System learning: Through our Sudan CDAC Community of Practice—connected to CDAC's global network—we're creating space for donors, UN agencies, international NGOs, and local actors to share lessons and strengthen responses to information threats.
This project will:
Give local actors greater protection from online targeting, alongside AI-powered tools to verify, counter, and safely share information in real time.
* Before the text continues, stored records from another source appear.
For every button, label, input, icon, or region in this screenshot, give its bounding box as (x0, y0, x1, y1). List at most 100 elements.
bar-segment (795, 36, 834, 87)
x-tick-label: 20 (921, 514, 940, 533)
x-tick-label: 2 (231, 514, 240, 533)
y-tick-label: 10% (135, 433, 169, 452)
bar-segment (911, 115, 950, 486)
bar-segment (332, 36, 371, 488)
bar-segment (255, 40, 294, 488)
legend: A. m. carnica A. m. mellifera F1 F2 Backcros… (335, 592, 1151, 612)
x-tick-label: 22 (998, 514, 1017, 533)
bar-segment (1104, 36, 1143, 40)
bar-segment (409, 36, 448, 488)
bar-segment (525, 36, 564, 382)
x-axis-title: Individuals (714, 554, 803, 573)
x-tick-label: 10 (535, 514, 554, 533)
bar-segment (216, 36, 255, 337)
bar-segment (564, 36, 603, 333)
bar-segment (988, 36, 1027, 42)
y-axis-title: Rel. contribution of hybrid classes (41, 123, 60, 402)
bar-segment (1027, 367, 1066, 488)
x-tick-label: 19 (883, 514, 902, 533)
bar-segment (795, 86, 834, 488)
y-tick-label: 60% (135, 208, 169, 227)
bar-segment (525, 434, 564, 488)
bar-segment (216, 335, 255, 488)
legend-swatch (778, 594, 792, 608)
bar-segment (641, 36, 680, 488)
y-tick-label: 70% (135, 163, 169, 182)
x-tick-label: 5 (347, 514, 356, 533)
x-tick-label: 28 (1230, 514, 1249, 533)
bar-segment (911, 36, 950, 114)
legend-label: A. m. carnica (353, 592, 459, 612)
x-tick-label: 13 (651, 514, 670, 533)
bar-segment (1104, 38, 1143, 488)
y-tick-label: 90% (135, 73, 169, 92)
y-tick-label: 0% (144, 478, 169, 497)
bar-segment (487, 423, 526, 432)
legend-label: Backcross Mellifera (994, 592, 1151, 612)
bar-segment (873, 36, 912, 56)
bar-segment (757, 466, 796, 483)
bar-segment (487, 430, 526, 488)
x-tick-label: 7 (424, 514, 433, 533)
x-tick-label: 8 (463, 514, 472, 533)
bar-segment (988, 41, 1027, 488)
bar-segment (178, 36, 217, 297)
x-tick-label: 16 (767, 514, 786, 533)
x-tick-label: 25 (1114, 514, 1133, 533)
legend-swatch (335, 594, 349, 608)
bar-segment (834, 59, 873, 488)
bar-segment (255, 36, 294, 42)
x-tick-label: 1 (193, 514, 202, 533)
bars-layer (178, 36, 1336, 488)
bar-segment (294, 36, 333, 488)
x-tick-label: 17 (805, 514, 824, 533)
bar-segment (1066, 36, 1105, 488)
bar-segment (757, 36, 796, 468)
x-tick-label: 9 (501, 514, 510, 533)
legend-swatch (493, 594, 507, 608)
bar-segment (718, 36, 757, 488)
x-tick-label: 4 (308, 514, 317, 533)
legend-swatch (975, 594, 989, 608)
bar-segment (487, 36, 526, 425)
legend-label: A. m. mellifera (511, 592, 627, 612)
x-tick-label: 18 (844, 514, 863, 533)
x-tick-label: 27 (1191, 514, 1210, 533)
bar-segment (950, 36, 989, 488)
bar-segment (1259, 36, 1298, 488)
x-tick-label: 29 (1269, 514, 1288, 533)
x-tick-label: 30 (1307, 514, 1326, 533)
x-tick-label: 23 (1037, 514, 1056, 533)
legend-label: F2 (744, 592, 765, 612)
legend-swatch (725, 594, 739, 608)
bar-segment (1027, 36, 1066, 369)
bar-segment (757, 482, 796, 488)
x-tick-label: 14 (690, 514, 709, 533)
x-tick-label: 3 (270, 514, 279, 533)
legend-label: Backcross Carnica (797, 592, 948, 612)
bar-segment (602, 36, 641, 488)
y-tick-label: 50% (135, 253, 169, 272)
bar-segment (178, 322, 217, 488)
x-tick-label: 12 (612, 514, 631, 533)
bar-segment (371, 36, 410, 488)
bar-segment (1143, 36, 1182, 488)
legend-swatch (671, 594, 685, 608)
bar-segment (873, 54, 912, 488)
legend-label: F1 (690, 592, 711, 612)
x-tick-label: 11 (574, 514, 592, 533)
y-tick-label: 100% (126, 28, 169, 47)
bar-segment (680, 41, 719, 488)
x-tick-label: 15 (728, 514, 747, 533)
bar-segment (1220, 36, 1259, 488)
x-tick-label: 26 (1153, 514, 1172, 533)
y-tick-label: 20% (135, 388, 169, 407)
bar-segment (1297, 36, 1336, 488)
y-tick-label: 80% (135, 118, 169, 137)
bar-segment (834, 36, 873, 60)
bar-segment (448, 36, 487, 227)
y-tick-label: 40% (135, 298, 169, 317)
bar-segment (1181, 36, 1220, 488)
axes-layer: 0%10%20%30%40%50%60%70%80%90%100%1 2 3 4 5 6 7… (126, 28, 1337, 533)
Taking the tech out of the hands of the big companies and into the hands of communities.
Provide Cash Consortium members and other response actors with analysis from social media data that allows them to adapt quickly to emerging narratives that could undermine operations or endanger staff.
Access to trusted, clear, and timely information in Arabic that supports safer decision-making amid displacement and crisis.
This pilot is being (third party) monitored and analysed in real time, which will crucially provide evidence and lessons that strengthen localisation, accountability, and resilience—in Sudan and beyond.
Co-designing AI solutions with local responders
On 10-11 October, we hosted a co-design workshop in Kampala with members of the Emergency Response Rooms and Sudanese NGOs working in Sudan. This workshop is a hugely important step for the project, ensuring that the project tools developed, including the use of AI to assess social media data and its reporting, are enriched by contextual expertise, are designed in a way that best works for them, and that the analysis is made useful and informs action.